Надо же. Единственный человек в Вереске, до которого, судя по всему, новость о новом следователе еще не дошла. Или дошла, но он выходной.
– Корвина Александра Игоревна, – сказала я, предъявляя удостоверение. – Следователь. У меня к Вам несколько вопросов.
Он посмотрел на меня. Потом на удостоверение. Потом снова на меня – уже с тем выражением, которое я за десять лет научилась читать безошибочно. Не страх. Не злость. Именно вот это, когда человек понимает, что выходной закончился.
– Проходите, – сказал он, посторонившись.
Я прошла в коридор.
Первые несколько секунд – профессиональная привычка – я фиксировала обстановку автоматически, как всегда. Годы следственной работы делают из тебя что-то среднее между детектором лжи и напольным сканером: входишь в помещение и немедленно начинаешь читать его, как текст. Правда, за четыре года в особо тяжких я привыкла читать несколько иные тексты. Там, как правило, жанр был выражен отчетливо – криминальная драма в трех действиях со стрельбой и неприятными уликами на полу. Здесь же передо мной разворачивался бытовой очерк из серии «обычная квартира средней руки, хозяин не богат, но аккуратен, что само по себе уже характеристика».
Квартира выглядела опрятно. Не идеально – ремонт здесь последний раз делали, судя по всему, в то время, когда слово «норд» существовало исключительно применительно к географии, – но чисто. Обои местами пошли пузырями. Плинтус в одном месте отошел. Вешалка в коридоре была нагружена по всем несущим нормам. Все это я отметила, потому что не отмечать не умею, и тут же поняла, что из всего перечисленного для дела о похищенном велосипеде не важно абсолютно ничего.

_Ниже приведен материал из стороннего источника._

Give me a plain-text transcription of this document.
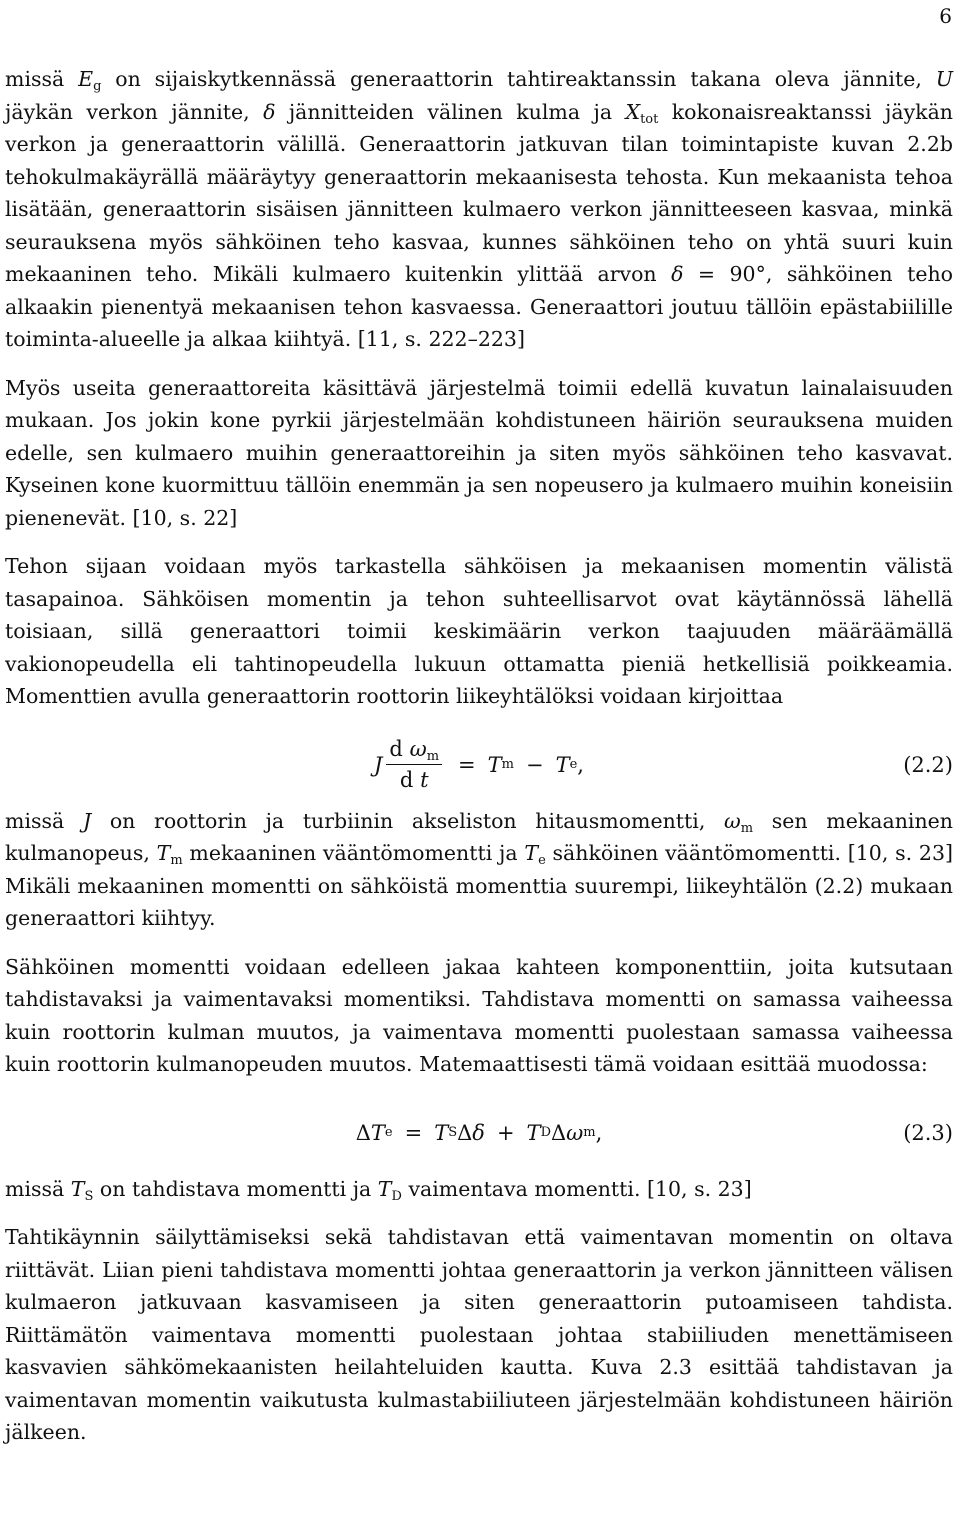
6

missä $E_g$ on sijaiskytkennässä generaattorin tahtireaktanssin takana oleva jännite, U jäykän verkon jännite, δ jännitteiden välinen kulma ja $X_{tot}$ kokonaisreaktanssi jäykän verkon ja generaattorin välillä. Generaattorin jatkuvan tilan toimintapiste kuvan 2.2b tehokulmakäyrällä määräytyy generaattorin mekaanisesta tehosta. Kun mekaanista tehoa lisätään, generaattorin sisäisen jännitteen kulmaero verkon jännitteeseen kasvaa, minkä seurauksena myös sähköinen teho kasvaa, kunnes sähköinen teho on yhtä suuri kuin mekaaninen teho. Mikäli kulmaero kuitenkin ylittää arvon δ = 90°, sähköinen teho alkaakin pienentyä mekaanisen tehon kasvaessa. Generaattori joutuu tällöin epästabiilille toiminta-alueelle ja alkaa kiihtyä. [11, s. 222–223]

Myös useita generaattoreita käsittävä järjestelmä toimii edellä kuvatun lainalaisuuden mukaan. Jos jokin kone pyrkii järjestelmään kohdistuneen häiriön seurauksena muiden edelle, sen kulmaero muihin generaattoreihin ja siten myös sähköinen teho kasvavat. Kyseinen kone kuormittuu tällöin enemmän ja sen nopeusero ja kulmaero muihin koneisiin pienenevät. [10, s. 22]

Tehon sijaan voidaan myös tarkastella sähköisen ja mekaanisen momentin välistä tasapainoa. Sähköisen momentin ja tehon suhteellisarvot ovat käytännössä lähellä toisiaan, sillä generaattori toimii keskimäärin verkon taajuuden määräämällä vakionopeudella eli tahtinopeudella lukuun ottamatta pieniä hetkellisiä poikkeamia. Momenttien avulla generaattorin roottorin liikeyhtälöksi voidaan kirjoittaa

J $\frac{d \omega_m}{\text{d t}} = T$ m − T e ,	(2.2)

missä J on roottorin ja turbiinin akseliston hitausmomentti, $\omega_m$ sen mekaaninen kulmanopeus, $T_m$ mekaaninen vääntömomentti ja $T_e$ sähköinen vääntömomentti. [10, s. 23] Mikäli mekaaninen momentti on sähköistä momenttia suurempi, liikeyhtälön (2.2) mukaan generaattori kiihtyy.

Sähköinen momentti voidaan edelleen jakaa kahteen komponenttiin, joita kutsutaan tahdistavaksi ja vaimentavaksi momentiksi. Tahdistava momentti on samassa vaiheessa kuin roottorin kulman muutos, ja vaimentava momentti puolestaan samassa vaiheessa kuin roottorin kulmanopeuden muutos. Matemaattisesti tämä voidaan esittää muodossa:

Δ T e = T S Δ δ + T D Δ ω m ,	(2.3)

missä $T_S$ on tahdistava momentti ja $T_D$ vaimentava momentti. [10, s. 23]

Tahtikäynnin säilyttämiseksi sekä tahdistavan että vaimentavan momentin on oltava riittävät. Liian pieni tahdistava momentti johtaa generaattorin ja verkon jännitteen välisen kulmaeron jatkuvaan kasvamiseen ja siten generaattorin putoamiseen tahdista. Riittämätön vaimentava momentti puolestaan johtaa stabiiliuden menettämiseen kasvavien sähkömekaanisten heilahteluiden kautta. Kuva 2.3 esittää tahdistavan ja vaimentavan momentin vaikutusta kulmastabiiliuteen järjestelmään kohdistuneen häiriön jälkeen.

– Пойдемте на кухню, – сказал Лопатин и, не дожидаясь ответа, направился туда сам, с видом человека, который, может, и не рад визиту, но хотя бы готов его перенести в более цивилизованных условиях.
Я пошла следом.
Кухня оказалась небольшой, но, вопреки всем жизненным ожиданиям, чистой. Даже неожиданно чистой для закоренелого холостяка, а то, что он холостяк, я определила еще в коридоре: ни женской обуви у двери, ни второй куртки на вешалке, ни того неуловимого следа присутствия другого человека, который опытный следователь чует носом. Цветастые шторы – явно не его выбор, скорее всего, достались вместе с квартирой или от мамы. Цветы на подоконнике – три горшка, политы недавно, земля еще темная. Это уже интереснее: цветы требуют внимания, а значит, человек не совсем пустой. На столе баночки со специями в количестве, которое свидетельствовало либо о подлинном кулинарном интересе, либо о том, что специи ему кто-то дарит, а выбрасывать жалко.
Я подумала о квасе. Посмотрела на специи. Снова подумала о квасе.
Все сходилось.
– Чай, кофе? – спросил Лопатин, беря чайник.
– Нет, спасибо, – ответила я.
Я уже давно выработала правило: чай не пить, кофе не пить, ничего не есть. Отчасти из соображений профессиональной дистанции, отчасти потому, что иначе некоторые беседы рисковали растянуться до ужина, а ужин объективно плавно переходил в завтрак, и потом уже было непонятно, кто кого допрашивает. Здесь, конечно, речь шла о велосипеде, а не об организованной преступной группе, и опасность такого сценария была минимальной, но принципы на то и принципы.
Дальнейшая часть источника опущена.